Bei geplanter Lebendspende ist der Ausschluss einer relevanten Steatose des potentiellen Lebendspenders sowohl aus Gründen des Spenderschutzes, als auch hinsichtlich einer möglichen initialen Nichtfunktion beim Empfänger wichtig. Daher sind die Grenzen für eine Steatose bei der Lebendspende, insbesondere erwachsenen Empfängern, deutlich geringer als bei der postmortalen Spende. Lebendspender mit einer makrovesikulären Steatose von >30% werden in den meisten Zentren abgelehnt. Das genaue Ausmaß der akzeptablen Steatose bei Lebendspendern hängt dabei unter anderem vom Spenderalter und dem Volumen der Restleber des Spenders nach der Lebendspende (future liver remnant) ab [Lee, S. G. et al. 2015] und kann nicht allgemein angegeben werden.
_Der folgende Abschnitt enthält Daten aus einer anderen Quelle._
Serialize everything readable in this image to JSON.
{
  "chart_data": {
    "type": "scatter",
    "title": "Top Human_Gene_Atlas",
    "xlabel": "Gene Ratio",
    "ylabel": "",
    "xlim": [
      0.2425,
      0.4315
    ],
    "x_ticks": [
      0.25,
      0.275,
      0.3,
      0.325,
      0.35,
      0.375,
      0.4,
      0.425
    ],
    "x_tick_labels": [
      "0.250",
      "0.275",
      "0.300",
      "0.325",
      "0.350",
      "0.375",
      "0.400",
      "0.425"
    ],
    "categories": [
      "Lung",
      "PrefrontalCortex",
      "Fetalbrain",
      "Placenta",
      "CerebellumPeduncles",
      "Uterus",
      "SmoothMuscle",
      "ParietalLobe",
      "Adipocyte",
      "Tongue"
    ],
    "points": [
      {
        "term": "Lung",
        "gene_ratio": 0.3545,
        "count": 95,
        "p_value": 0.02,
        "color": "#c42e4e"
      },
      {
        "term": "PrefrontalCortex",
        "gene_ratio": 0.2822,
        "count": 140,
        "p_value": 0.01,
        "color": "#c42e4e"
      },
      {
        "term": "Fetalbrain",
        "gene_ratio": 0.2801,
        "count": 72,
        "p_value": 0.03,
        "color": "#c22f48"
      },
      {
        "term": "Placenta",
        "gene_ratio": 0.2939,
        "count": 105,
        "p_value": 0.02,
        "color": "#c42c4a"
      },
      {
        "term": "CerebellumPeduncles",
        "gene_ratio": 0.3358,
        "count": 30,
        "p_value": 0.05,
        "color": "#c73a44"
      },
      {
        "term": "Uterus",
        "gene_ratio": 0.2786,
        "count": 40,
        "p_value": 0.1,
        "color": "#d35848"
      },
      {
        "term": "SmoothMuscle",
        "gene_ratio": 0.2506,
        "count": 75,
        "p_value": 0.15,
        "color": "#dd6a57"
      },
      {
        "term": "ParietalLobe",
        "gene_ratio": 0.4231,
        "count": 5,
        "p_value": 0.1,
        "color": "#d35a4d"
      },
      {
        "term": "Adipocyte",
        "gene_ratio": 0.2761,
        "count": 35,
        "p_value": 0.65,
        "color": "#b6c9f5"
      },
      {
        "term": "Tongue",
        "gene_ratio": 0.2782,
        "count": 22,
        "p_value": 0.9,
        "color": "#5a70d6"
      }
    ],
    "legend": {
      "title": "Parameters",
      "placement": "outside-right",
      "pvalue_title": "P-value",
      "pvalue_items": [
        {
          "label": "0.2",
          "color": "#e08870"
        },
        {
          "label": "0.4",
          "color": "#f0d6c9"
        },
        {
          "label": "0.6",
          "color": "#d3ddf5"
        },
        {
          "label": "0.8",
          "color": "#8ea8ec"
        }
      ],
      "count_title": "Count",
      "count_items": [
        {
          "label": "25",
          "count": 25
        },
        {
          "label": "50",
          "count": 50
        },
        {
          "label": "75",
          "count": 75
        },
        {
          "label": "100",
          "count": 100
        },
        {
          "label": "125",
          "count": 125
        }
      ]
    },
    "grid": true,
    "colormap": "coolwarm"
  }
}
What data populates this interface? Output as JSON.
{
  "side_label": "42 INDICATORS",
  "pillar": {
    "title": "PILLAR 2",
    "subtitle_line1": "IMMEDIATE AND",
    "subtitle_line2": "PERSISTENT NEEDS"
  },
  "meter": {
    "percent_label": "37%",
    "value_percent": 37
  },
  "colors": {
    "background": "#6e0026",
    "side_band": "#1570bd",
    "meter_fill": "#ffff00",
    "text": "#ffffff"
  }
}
Bei potentiellen Spendern mit zu hoher oder grenzwertiger Verfettung der Leber kann durch konservative Maßnahmen (Diät, Lebensstiländerung) ein Rückgang der Verfettung erreicht werden. Das gilt auch für normalgewichtige Spender mit NAFLD [Jin, Y. J. et al. 2012].
Zur Einschätzung der Parenchymqualität erfolgt bei der Evaluierung zur Lebendspende eine Sonographie und eine VCTE der Leber zur Quantifizierung der Steatose mittels CAP und der Fibrose mittels Stiffness-Messung. Eine zusätzliche Beurteilung des Verfettungsgrades mittels Biopsie ist v.a. bei Lebendspendern mit einem erhöhten BMI erforderlich, da die Prävalenz einer Steatose bei potentiellen Spendern bereits mit einem BMI >28 kg/m2 bei 76% liegt [Rinella, M. E. et al. 2001]. Gleiches gilt, wenn die CAP-Messung mit >248 dB/m erhöht ist bzw. eine VCTE-Messung >7 kPa liegt.
Für detailliertere Ausführungen sei hier auf die Leitlinien zur „Lebertransplantation“ verwiesen [DGVS S2k Leitlinie Lebertransplantation, AWMF Register Nr. 021/29].